Chattem, a division of French pharmaceutical giant Sanofi, plans to re-launch Rolaids and make it available to retailers within a year after it was pulled from shelves in the wake of the pair of recalls in 2010.
One recall followed an investigation of consumer reports of an unusual moldy, musty or mildew-like odor that, in a small number of cases, was associated with temporary and non-serious gastrointestinal events. Another recall came after reports that metal and wood particles were found.
McNeil said then that it was changing some of its manufacturing facilities where the product was made.
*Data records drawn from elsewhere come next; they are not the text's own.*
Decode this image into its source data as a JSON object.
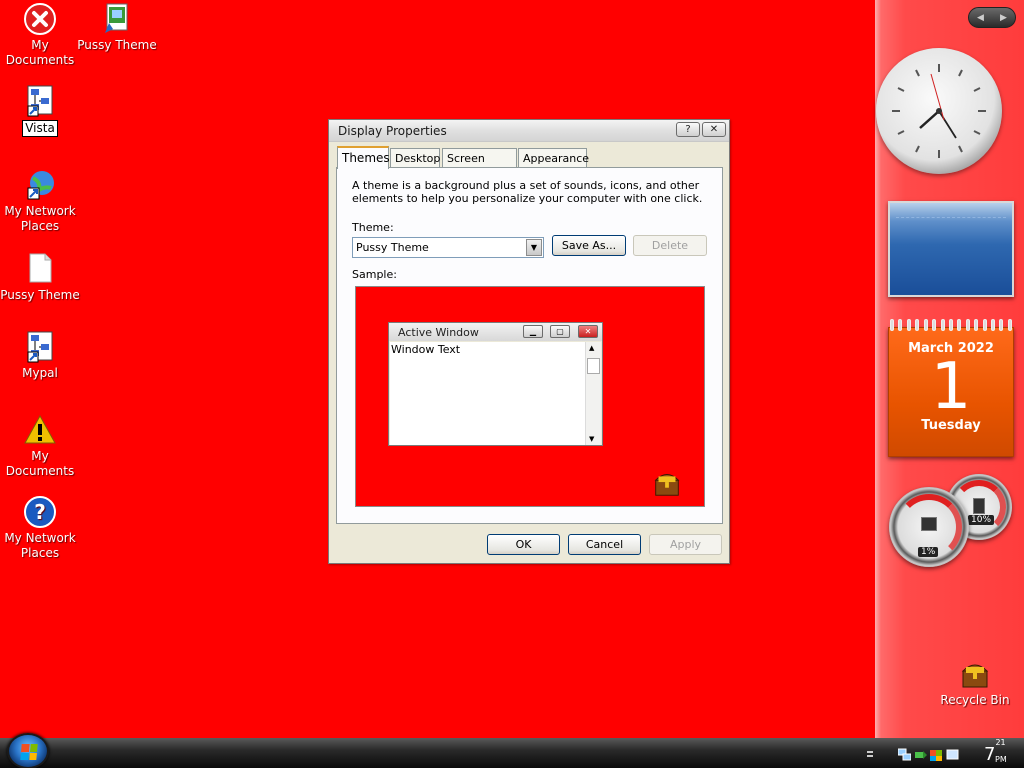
{
  "desktop": {
    "icons": [
      {
        "label": "My Documents",
        "icon": "red-x-error-icon"
      },
      {
        "label": "Pussy Theme",
        "icon": "theme-file-icon"
      },
      {
        "label": "Vista",
        "icon": "network-shortcut-icon"
      },
      {
        "label": "My Network Places",
        "icon": "network-globe-icon"
      },
      {
        "label": "Pussy Theme",
        "icon": "blank-document-icon"
      },
      {
        "label": "Mypal",
        "icon": "network-shortcut-icon"
      },
      {
        "label": "My Documents",
        "icon": "warning-icon"
      },
      {
        "label": "My Network Places",
        "icon": "help-question-icon"
      },
      {
        "label": "Recycle Bin",
        "icon": "treasure-chest-icon"
      }
    ]
  },
  "sidebar": {
    "calendar": {
      "month": "March 2022",
      "day": "1",
      "weekday": "Tuesday"
    },
    "meters": {
      "cpu": "1%",
      "memory": "10%"
    }
  },
  "dialog": {
    "title": "Display Properties",
    "help_btn": "?",
    "close_btn": "✕",
    "tabs": [
      "Themes",
      "Desktop",
      "Screen Saver",
      "Appearance"
    ],
    "description": "A theme is a background plus a set of sounds, icons, and other elements to help you personalize your computer with one click.",
    "theme_label": "Theme:",
    "theme_value": "Pussy Theme",
    "save_as": "Save As...",
    "delete": "Delete",
    "sample_label": "Sample:",
    "sample": {
      "window_title": "Active Window",
      "window_text": "Window Text"
    },
    "ok": "OK",
    "cancel": "Cancel",
    "apply": "Apply"
  },
  "taskbar": {
    "time_hour": "7",
    "time_min": "21",
    "ampm": "PM"
  },
  "colors": {
    "desktop": "#ff0000",
    "calendar": "#e85400"
  }
}
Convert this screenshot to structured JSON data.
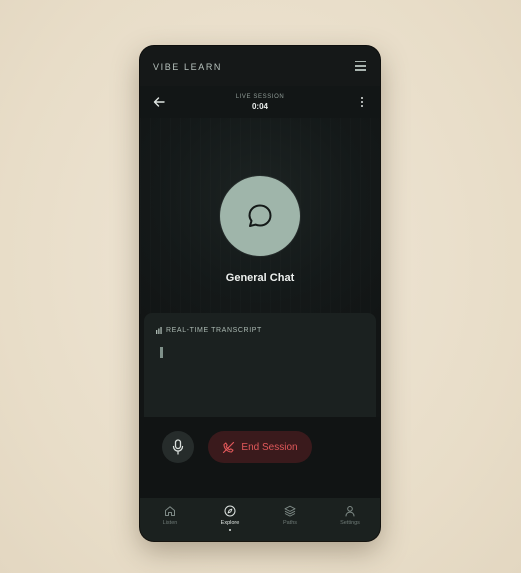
{
  "app": {
    "brand": "VIBE LEARN"
  },
  "session": {
    "label": "LIVE SESSION",
    "time": "0:04"
  },
  "topic": {
    "title": "General Chat",
    "icon": "chat-bubble-icon"
  },
  "transcript": {
    "heading": "REAL-TIME TRANSCRIPT"
  },
  "controls": {
    "end_label": "End Session"
  },
  "nav": {
    "items": [
      {
        "label": "Listen",
        "icon": "home-icon",
        "active": false
      },
      {
        "label": "Explore",
        "icon": "compass-icon",
        "active": true
      },
      {
        "label": "Paths",
        "icon": "layers-icon",
        "active": false
      },
      {
        "label": "Settings",
        "icon": "user-icon",
        "active": false
      }
    ]
  },
  "colors": {
    "accent": "#9fb5aa",
    "danger": "#e0585a",
    "background": "#121515"
  }
}
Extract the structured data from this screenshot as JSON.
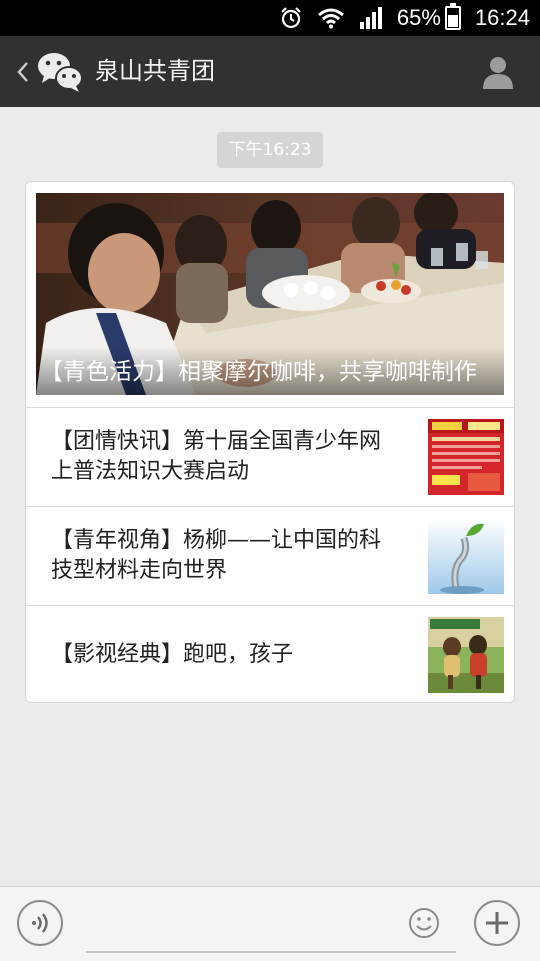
{
  "status_bar": {
    "battery_percent": "65%",
    "time": "16:24",
    "icons": [
      "alarm-icon",
      "wifi-icon",
      "signal-icon",
      "battery-icon"
    ]
  },
  "header": {
    "title": "泉山共青团",
    "back_icon": "chevron-left-icon",
    "logo_icon": "wechat-icon",
    "profile_icon": "person-icon"
  },
  "timestamp": "下午16:23",
  "article_card": {
    "cover": {
      "title": "【青色活力】相聚摩尔咖啡，共享咖啡制作"
    },
    "items": [
      {
        "title": "【团情快讯】第十届全国青少年网上普法知识大赛启动"
      },
      {
        "title": "【青年视角】杨柳——让中国的科技型材料走向世界"
      },
      {
        "title": "【影视经典】跑吧，孩子"
      }
    ]
  },
  "input_bar": {
    "voice_icon": "voice-icon",
    "emoji_icon": "emoji-icon",
    "plus_icon": "plus-icon"
  }
}
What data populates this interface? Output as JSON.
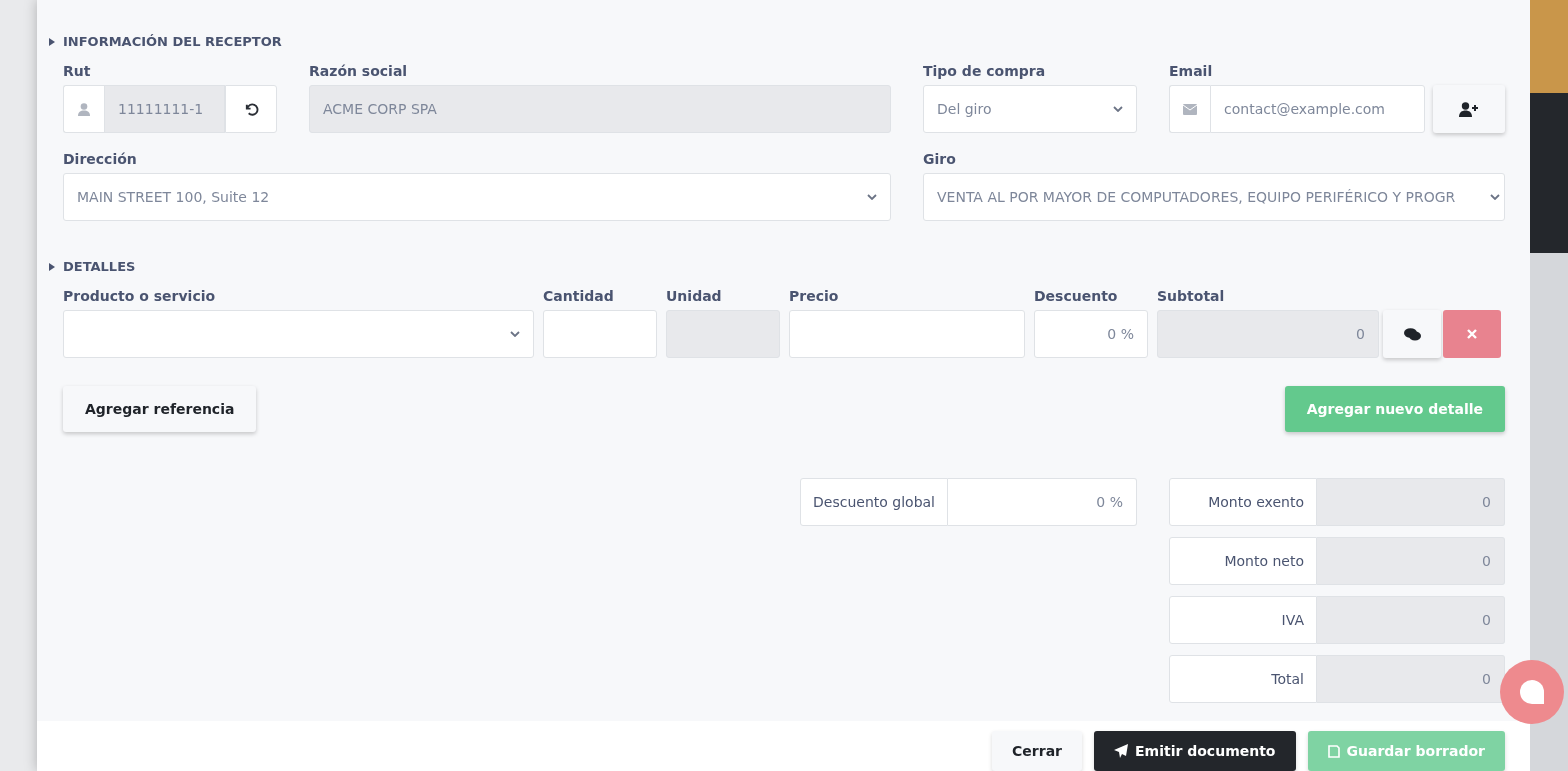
{
  "receptor": {
    "title": "INFORMACIÓN DEL RECEPTOR",
    "rut": {
      "label": "Rut",
      "value": "11111111-1"
    },
    "razon_social": {
      "label": "Razón social",
      "value": "ACME CORP SPA"
    },
    "tipo_compra": {
      "label": "Tipo de compra",
      "value": "Del giro"
    },
    "email": {
      "label": "Email",
      "value": "contact@example.com"
    },
    "direccion": {
      "label": "Dirección",
      "value": "MAIN STREET 100, Suite 12"
    },
    "giro": {
      "label": "Giro",
      "value": "VENTA AL POR MAYOR DE COMPUTADORES, EQUIPO PERIFÉRICO Y PROGR"
    }
  },
  "detalles": {
    "title": "DETALLES",
    "columns": [
      {
        "label": "Producto o servicio",
        "kind": "select"
      },
      {
        "label": "Cantidad",
        "kind": "input"
      },
      {
        "label": "Unidad",
        "kind": "readonly"
      },
      {
        "label": "Precio",
        "kind": "input"
      },
      {
        "label": "Descuento",
        "kind": "input",
        "value": "0 %"
      },
      {
        "label": "Subtotal",
        "kind": "readonly",
        "value": "0"
      }
    ],
    "add_reference": "Agregar referencia",
    "add_detail": "Agregar nuevo detalle"
  },
  "global_discount": {
    "label": "Descuento global",
    "value": "0 %"
  },
  "totals": [
    {
      "label": "Monto exento",
      "value": "0"
    },
    {
      "label": "Monto neto",
      "value": "0"
    },
    {
      "label": "IVA",
      "value": "0"
    },
    {
      "label": "Total",
      "value": "0"
    }
  ],
  "footer": {
    "close": "Cerrar",
    "emit": "Emitir documento",
    "save": "Guardar borrador"
  }
}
Ed Silverman, editor of the health care publication Phamalot, said Chattem is a scrappy company that will try to carve out a niche for Rolaids amid tough competition that has emerged over the years.
"It has a track record of being an aggressive marketer," he said. "They can make a product visible and generate demand."
Silverman said Chattem should be able to overcome manufacturing problems that have beset J&J.
Robert Long, Chattem's chief financial officer, said the Chattanooga company will work through the supply chain and on marketing plans for Rolaids.
Long said plans aren't to make Rolaids in Chattanooga in the immediate term. But, he said, there could be some packaging or other opportunities the company may explore and bolster employment.
"We're excited about the brand and what we can do with it," he said.
Long declined to give the purchase price for Rolaids or its last annual sales figure.
But, he said, Rolaids would be among Chattem's top six or seven brands, which each range from $40 million to $100 million in revenue annually, not including the allergy medicine Allegra.
Over $300 million of Allegra was shipped in the first 10 months since it was shifted from a prescription to an over-the-counter medicine, Chattem said last year.
Anne Whitaker, president of North America Pharmaceuticals of Chattem parent Sanofi, said the acquisition of Rolaids is consistent with the company's long-term strategy.
"Chattem has a proven track record of successful acquisitions," she said in a statement.